A lei antifumo começou a vigorar em 19 de novembro de 2009. No primeiro ano da lei, bares, restaurantes e lanchonetes foram responsáveis por mais da metade das autuações lavradas pela Vigilância Sanitária. No período, foram 21 mil inspeções sanitárias, que geraram 94 autos de infração.
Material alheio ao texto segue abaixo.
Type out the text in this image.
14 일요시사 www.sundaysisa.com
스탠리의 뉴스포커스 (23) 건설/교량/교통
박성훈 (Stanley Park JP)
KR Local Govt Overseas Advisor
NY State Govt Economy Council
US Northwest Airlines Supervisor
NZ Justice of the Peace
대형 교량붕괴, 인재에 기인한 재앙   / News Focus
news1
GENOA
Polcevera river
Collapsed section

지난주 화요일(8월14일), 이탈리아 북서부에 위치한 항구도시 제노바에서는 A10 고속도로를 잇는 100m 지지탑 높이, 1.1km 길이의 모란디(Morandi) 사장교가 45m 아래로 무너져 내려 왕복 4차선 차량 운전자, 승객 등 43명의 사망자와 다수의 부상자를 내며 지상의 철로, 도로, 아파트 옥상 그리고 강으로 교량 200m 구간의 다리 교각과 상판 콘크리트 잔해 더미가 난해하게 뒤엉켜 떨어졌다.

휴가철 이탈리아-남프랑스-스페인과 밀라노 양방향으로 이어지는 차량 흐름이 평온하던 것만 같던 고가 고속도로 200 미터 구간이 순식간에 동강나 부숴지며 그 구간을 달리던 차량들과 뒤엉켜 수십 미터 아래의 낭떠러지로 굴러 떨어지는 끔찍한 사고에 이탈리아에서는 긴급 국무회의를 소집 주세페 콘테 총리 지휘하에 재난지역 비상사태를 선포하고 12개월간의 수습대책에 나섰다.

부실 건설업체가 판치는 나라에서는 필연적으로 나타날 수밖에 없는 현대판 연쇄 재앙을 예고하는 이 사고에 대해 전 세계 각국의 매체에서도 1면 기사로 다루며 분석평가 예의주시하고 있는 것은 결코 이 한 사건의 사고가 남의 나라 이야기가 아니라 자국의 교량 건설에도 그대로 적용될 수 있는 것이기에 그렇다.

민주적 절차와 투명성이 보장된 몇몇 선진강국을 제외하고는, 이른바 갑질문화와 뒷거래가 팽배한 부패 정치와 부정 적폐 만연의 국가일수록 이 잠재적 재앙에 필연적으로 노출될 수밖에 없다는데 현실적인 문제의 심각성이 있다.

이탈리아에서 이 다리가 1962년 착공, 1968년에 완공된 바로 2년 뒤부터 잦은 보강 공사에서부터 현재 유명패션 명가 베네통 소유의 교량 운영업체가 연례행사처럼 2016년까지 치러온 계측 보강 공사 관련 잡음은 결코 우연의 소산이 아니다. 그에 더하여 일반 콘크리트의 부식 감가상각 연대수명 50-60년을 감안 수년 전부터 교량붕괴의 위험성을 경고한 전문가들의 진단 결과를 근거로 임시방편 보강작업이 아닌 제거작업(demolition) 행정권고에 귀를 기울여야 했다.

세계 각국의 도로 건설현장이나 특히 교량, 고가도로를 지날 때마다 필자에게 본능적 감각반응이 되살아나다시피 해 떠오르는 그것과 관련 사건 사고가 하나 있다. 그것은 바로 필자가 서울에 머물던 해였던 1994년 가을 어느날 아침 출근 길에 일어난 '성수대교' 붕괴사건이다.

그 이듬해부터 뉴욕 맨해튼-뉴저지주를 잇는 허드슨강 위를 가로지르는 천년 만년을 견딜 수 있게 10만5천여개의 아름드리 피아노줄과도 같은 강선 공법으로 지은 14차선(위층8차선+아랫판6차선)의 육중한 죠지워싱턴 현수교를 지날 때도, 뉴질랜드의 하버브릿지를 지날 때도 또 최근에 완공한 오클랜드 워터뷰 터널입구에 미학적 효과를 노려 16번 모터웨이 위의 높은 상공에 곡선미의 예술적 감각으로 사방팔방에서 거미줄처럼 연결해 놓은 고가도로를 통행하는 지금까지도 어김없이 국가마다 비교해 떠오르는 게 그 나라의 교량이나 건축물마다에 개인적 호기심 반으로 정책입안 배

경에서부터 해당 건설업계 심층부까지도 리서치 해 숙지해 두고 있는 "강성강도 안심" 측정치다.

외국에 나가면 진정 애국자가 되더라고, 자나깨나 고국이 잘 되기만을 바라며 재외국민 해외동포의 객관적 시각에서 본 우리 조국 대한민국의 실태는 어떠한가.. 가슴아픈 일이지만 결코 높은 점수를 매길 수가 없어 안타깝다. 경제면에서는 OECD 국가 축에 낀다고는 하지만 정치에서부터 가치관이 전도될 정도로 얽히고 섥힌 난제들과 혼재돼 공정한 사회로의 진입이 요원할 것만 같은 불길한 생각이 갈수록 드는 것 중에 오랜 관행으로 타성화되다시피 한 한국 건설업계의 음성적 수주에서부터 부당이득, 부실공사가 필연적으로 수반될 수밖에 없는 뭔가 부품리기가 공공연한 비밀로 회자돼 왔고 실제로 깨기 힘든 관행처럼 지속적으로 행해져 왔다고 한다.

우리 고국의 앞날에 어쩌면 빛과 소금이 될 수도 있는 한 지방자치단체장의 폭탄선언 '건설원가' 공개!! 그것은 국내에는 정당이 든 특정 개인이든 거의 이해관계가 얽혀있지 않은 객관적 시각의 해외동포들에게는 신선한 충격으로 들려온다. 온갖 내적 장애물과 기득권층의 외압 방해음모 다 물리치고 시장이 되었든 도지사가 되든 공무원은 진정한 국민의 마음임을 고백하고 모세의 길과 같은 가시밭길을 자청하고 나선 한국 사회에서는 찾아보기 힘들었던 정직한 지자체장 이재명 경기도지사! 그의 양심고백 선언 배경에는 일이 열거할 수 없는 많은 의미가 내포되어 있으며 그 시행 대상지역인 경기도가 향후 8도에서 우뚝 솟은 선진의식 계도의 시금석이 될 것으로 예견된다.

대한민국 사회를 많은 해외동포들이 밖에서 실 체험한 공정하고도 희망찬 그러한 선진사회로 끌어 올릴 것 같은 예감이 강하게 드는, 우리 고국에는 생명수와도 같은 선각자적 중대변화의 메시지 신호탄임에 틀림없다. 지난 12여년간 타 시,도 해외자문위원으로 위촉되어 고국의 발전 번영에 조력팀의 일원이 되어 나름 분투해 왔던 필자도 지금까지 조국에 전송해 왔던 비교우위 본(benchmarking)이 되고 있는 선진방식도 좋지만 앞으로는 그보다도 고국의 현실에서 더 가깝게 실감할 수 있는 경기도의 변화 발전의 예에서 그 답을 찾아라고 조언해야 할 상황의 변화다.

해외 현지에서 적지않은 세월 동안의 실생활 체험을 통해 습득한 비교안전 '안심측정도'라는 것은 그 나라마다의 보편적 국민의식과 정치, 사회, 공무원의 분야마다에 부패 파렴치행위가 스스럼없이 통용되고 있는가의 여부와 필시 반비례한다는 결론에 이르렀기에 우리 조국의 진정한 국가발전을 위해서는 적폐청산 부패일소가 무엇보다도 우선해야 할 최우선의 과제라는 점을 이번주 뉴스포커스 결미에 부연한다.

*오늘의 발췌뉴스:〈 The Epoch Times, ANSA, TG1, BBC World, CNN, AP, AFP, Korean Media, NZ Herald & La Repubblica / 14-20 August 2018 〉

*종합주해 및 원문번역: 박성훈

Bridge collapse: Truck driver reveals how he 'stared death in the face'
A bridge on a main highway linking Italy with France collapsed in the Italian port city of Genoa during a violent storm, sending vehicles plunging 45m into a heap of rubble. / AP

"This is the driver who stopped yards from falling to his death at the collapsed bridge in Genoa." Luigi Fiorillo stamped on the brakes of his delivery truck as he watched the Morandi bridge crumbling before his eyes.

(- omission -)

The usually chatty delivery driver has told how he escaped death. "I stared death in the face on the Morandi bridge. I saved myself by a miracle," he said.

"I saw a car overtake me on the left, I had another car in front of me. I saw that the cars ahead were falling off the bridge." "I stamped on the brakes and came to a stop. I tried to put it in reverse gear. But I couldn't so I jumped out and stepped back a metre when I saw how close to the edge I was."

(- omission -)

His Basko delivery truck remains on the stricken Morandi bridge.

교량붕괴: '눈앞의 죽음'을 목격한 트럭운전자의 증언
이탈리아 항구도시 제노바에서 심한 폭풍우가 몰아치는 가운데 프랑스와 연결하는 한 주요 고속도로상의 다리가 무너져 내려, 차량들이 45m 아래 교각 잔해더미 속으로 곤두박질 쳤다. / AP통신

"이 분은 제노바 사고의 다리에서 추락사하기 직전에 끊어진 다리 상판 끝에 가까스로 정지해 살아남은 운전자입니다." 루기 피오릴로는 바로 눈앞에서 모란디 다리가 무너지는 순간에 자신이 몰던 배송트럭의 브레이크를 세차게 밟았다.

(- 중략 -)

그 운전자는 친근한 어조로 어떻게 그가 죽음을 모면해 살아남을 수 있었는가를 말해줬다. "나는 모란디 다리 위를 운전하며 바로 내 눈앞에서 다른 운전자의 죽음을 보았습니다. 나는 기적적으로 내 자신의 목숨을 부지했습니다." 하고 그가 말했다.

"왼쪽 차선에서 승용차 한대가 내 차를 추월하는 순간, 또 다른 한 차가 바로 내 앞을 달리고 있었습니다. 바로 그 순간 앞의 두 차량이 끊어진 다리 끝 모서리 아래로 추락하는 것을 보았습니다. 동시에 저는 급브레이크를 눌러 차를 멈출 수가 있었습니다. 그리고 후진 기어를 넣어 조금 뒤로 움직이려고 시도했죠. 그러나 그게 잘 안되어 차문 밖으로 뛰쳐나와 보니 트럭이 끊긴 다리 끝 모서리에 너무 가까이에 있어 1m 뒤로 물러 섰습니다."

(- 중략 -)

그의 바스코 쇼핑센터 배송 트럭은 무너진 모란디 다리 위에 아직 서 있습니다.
Dos 94 estabelecimentos irregulares, 44 pertenciam ao segmento bares, lanchonetes, e restaurantes. Já as casas noturnas respondem por 18 ocorrências.
Juntas, todas as irregularidades correspondem a apenas 0,45% dos locais inspecionados. As demais irregularidades foram constatadas em terminais de ônibus (5), shopping centers (4), supermercados (5) e outros (18). Pessoas fumando no local, existência de cinzeiros e xepas de cigarro, além da falta de cartazes e adesivos alertando o público para a observância da lei motivaram as infrações.
Bares – “Desde que a lei entrou em vigor, quase não tivemos problemas com os clientes. No começo foram episódios esporádicos e que estão se tornando cada vez mais raros”, conta Edna Andretta, sócia do bar Baroneza, no Juvevê. Ela atribui o fato de a clientela ser formada predominantemente por um público mais velho, na faixa dos 30 anos, e que tem mais facilidade de se adequar às regras que interferem nas preferências pessoais.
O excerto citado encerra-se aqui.